At the macro-level, The Disunited States aims to portray what its title suggests: a nation gripped by contradictions and convulsed by social unrest. Nearly every chapter gestures toward this understanding of life in the United States. Two chapters near the end of the book are especially compelling examples. In “The Beginning and End of the American Revolution,” Pozner travels to Boston and meets a friend, Professor Henry W. L. Dana, a consummate Yankee who lives in the house that belonged to his grandfather, Henry Wadsworth Longfellow. Together they visit historical sites and Pozner recounts the beginnings of the American Revolution, then juxtaposes this history with what, at that moment, is happening in Boston: a raucous state Senate meeting where people have assembled to shout their support for an anti-communist loyalty oath, administered to teachers. It is a familiar red-baiting scene, and here, in the cradle of the American Revolution, Pozner remarks that “From its glorious past, this crowd retains only the memory of witches burned near Boston two and a half centuries ago.” He ticks off stubborn facts: “Convicted for inciting soldiers to disobedience, the patriots of 1775, who distributed leaflets inviting English soldiers to desert. Convicted for armed resistance to police, the Minutemen of Lexington and Concord. Convicted of high treason, Benjamin Franklin and George Washington.” Pozner, dismayed by so many Americans who are quick to forget their revolutionary heritage, shifts into the story of the anarchists Sacco and Vanzetti—but of course they are long dead, executed by the state of Massachusetts. He leaves Boston after an ambivalent meeting with Sacco’s family, but not before showing us a glimpse of picketing workers clashing with scabs and cops at the far end of the city. “Beginning and end, and beginning again,” he writes.

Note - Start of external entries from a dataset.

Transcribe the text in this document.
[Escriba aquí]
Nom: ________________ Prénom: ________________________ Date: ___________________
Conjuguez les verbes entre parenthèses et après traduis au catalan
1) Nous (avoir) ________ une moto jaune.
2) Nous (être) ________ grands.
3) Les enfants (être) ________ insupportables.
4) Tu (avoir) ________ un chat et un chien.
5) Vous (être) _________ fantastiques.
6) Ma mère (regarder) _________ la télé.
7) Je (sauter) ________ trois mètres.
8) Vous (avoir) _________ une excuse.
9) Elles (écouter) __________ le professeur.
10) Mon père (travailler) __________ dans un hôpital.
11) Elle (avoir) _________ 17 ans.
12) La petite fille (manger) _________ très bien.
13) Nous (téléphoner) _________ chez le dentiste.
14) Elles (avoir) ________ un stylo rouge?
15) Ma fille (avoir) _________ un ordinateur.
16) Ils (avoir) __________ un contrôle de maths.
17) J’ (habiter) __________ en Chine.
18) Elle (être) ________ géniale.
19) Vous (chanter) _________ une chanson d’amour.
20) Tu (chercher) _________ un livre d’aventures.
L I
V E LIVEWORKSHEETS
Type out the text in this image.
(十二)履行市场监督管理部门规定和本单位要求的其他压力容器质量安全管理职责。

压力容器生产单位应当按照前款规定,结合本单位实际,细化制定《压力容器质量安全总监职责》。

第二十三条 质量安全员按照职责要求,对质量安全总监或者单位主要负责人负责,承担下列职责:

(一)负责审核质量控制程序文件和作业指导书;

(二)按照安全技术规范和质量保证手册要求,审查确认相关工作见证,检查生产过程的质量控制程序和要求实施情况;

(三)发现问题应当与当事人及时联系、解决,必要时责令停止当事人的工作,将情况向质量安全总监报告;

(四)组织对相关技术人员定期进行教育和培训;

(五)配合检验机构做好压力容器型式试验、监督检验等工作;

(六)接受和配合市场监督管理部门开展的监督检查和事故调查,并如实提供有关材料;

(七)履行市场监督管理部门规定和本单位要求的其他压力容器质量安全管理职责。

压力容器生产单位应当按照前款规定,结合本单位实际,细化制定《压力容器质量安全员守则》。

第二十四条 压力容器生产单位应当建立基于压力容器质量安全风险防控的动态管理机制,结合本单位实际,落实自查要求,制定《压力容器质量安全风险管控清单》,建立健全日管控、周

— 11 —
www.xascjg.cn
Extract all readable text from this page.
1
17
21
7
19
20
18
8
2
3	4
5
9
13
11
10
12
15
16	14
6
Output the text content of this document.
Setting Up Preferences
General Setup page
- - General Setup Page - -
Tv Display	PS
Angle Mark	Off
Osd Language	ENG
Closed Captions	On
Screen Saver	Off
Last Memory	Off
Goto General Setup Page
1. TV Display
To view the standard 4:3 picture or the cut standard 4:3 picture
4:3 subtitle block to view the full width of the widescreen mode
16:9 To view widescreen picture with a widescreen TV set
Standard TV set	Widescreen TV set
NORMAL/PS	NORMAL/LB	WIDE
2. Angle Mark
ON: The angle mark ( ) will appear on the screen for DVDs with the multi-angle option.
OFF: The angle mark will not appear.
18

This chapter sets up the final chapter, “Real America.” It is one of the testimony chapters, and, like the others, it has no introduction and offers no context. You just have to read, and eventually you’ll figure out who is speaking. In this case, it is Aunt Molly Jackson, the labor militant and folksinger who emerged out of the Harlan County War, a period of naked class warfare between Kentucky coalminers trying to organize and mine owners dead-set on crushing the union. Jackson is a midwife and she boasts about never losing one of the nine hundred and eighteen babies she delivered; but while the miners are on strike, she watches thirty-seven children starve to death. She throws herself into the struggle. “I was a revolutionary and didn’t know it,” she says. “All my people were revolutionary and didn’t know it. Now the bosses called me a Red, and I said: ‘Well, well, if we are Red, it’s you who forced us into it by robbing us of all our rights.’” By the time Pozner finds her, Jackson is in exile from Kentucky, agitating on behalf of the miners and singing songs she wrote (which he quotes at length). Pozner closes The Disunited States by giving her the last word. It’s as though all the tension and power of this book come to rest in the final few sentences as Jackson recalls the miners’ war and lays bare the fundamental class antagonism at the core of American society. As stirring (or threatening) as her words must have been in 1938, they are even more so today, when, as this book reminds us, everything has changed and nothing has changed, and we continue to quarrel and agonize over the meaning of the “real America.”

Aunt Molly Jackson: “You remember the fifty guns and two machine guns that we took from the scabs that came to attack us in the mining town? They’ve never been found[,] those weapons. They’re hidden somewhere, well hidden and cared for and coddled and they are waiting for the revolution.”

That was a lifetime ago, and maybe Aunt Molly’s weapons are still out there, moldering in some lonely hollow. But what about today, in a United States that Pozner would have surely recognized? What scuttled hopes and righteous grievances, what rebel impulses and underground traditions, are squirreled away in the forgotten corners of America—still waiting?